Und dass auch du dein persönliches Glück wieder gefunden hast, erfüllt mich mit Freude. Als ich sah, wie ihr euch in den Armen lagt, spürte ich Tränen in meinen Augen, denn noch nie habe ich eine so tiefe, überwältigende Liebe erstrahlen sehen, wie die eure.
Es ist die Art Liebe, nach der ich mich selbst gesehnt habe, und die ich schon für unmöglich hielt, bis ich sie schließlich fand.
Es hat eine Zeit gegeben, in der ich fast meine Freude am Leben verloren hätte. Es ist noch nicht lange her, doch es erscheint mir fast wie aus einem anderem, längst vergangenen Leben, da ein zarter Schleier aus purer Wonne diese Erinnerungen verhüllt.

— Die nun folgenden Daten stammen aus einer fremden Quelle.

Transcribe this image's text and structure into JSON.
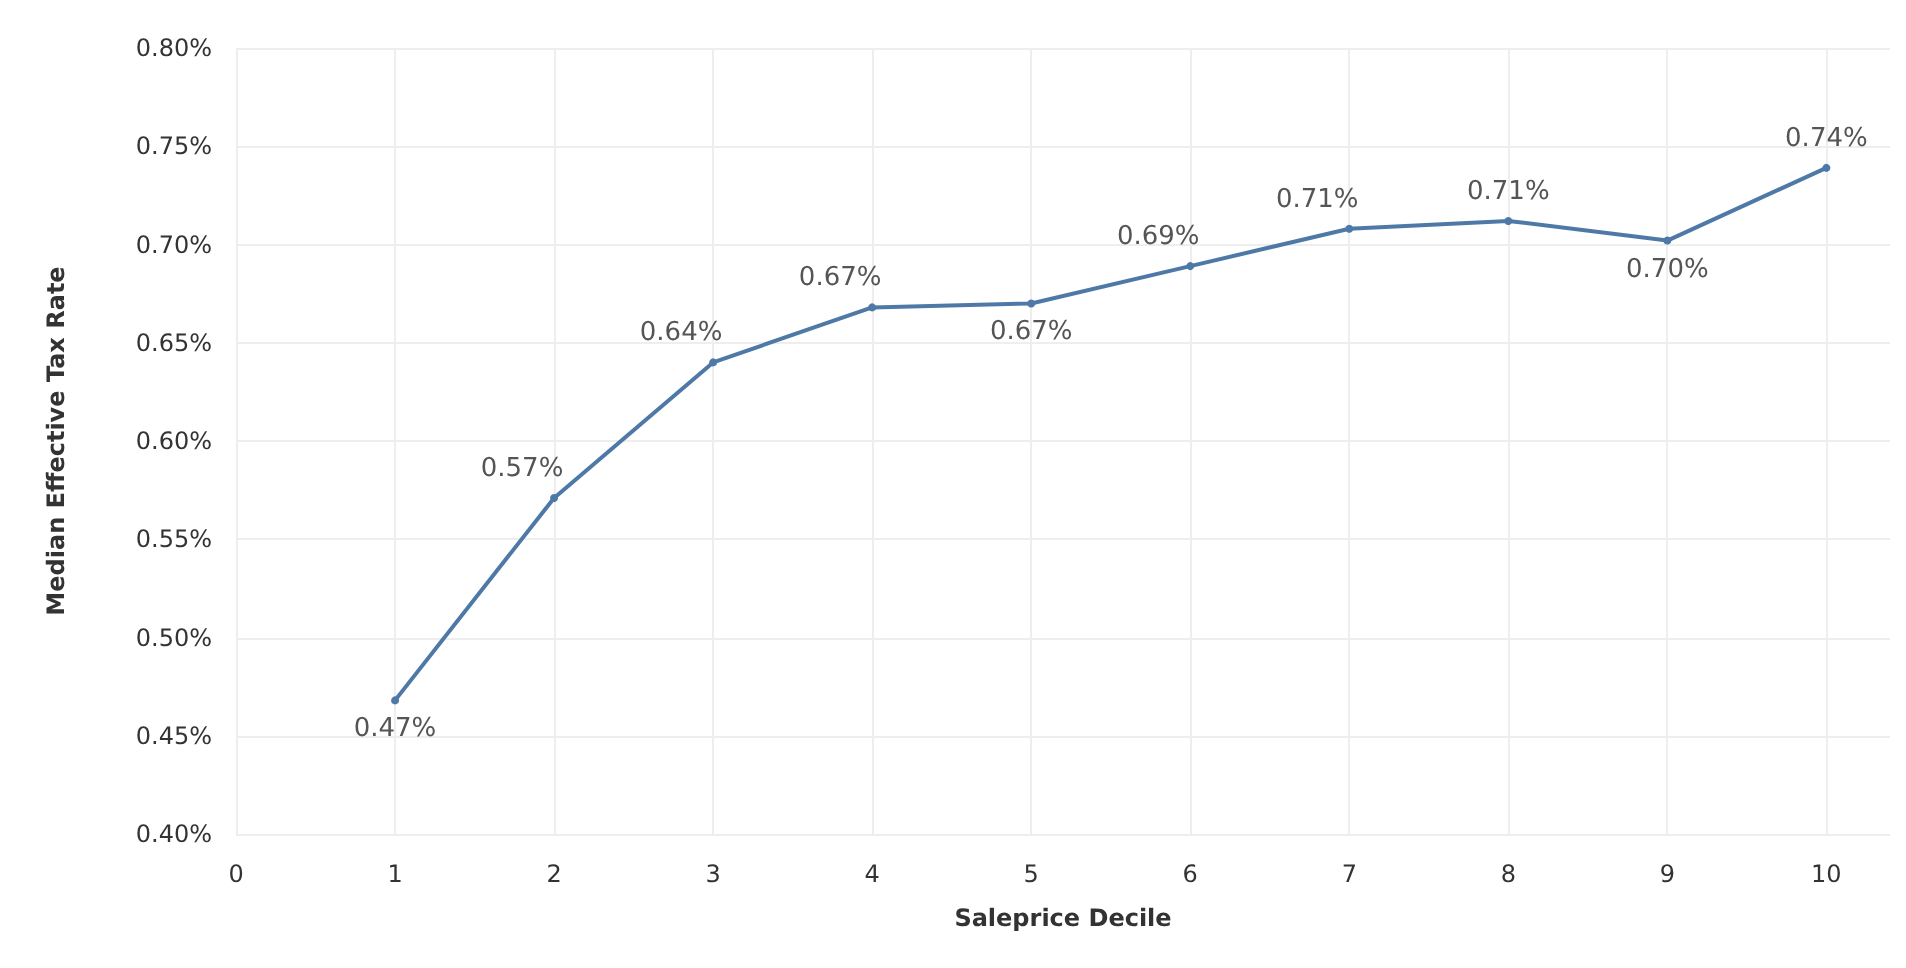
{
  "chart_data": {
    "type": "line",
    "xlabel": "Saleprice Decile",
    "ylabel": "Median Effective Tax Rate",
    "x": [
      1,
      2,
      3,
      4,
      5,
      6,
      7,
      8,
      9,
      10
    ],
    "series": [
      {
        "color": "#4e79a7",
        "values": [
          0.468,
          0.571,
          0.64,
          0.668,
          0.67,
          0.689,
          0.708,
          0.712,
          0.702,
          0.739
        ],
        "value_labels": [
          "0.47%",
          "0.57%",
          "0.64%",
          "0.67%",
          "0.67%",
          "0.69%",
          "0.71%",
          "0.71%",
          "0.70%",
          "0.74%"
        ]
      }
    ],
    "xlim": [
      0,
      10.4
    ],
    "xticks": [
      0,
      1,
      2,
      3,
      4,
      5,
      6,
      7,
      8,
      9,
      10
    ],
    "ylim": [
      0.4,
      0.8
    ],
    "yticks": [
      {
        "value": 0.4,
        "label": "0.40%"
      },
      {
        "value": 0.45,
        "label": "0.45%"
      },
      {
        "value": 0.5,
        "label": "0.50%"
      },
      {
        "value": 0.55,
        "label": "0.55%"
      },
      {
        "value": 0.6,
        "label": "0.60%"
      },
      {
        "value": 0.65,
        "label": "0.65%"
      },
      {
        "value": 0.7,
        "label": "0.70%"
      },
      {
        "value": 0.75,
        "label": "0.75%"
      },
      {
        "value": 0.8,
        "label": "0.80%"
      }
    ],
    "grid": true,
    "marker": "circle",
    "line_style": "solid"
  }
}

Ich weiß noch, wie sehr ich weinte, wie grausam mir alles vorkam, als du mich zurück wiest, doch ich vermag fast nicht mehr zu sagen, warum. Damals dachte ich, ich liebte dich. Es war überwältigend und stark, dieses Gefühl, das mich jeden Morgen ergriff, wenn ich erwachte, wenn du mein erster Gedanke warst, und ebenso der letzte, wenn ich mich abends bettete und langsam in den Schlaf weinte, weil ich es nicht ertragen konnte, nicht von dir geliebt zu werden. Es kam mir damals so echt vor, so mächtig und richtig, doch jetzt muss ich schmunzeln, wenn ich mich erinnere. Fast albern erscheint es mir.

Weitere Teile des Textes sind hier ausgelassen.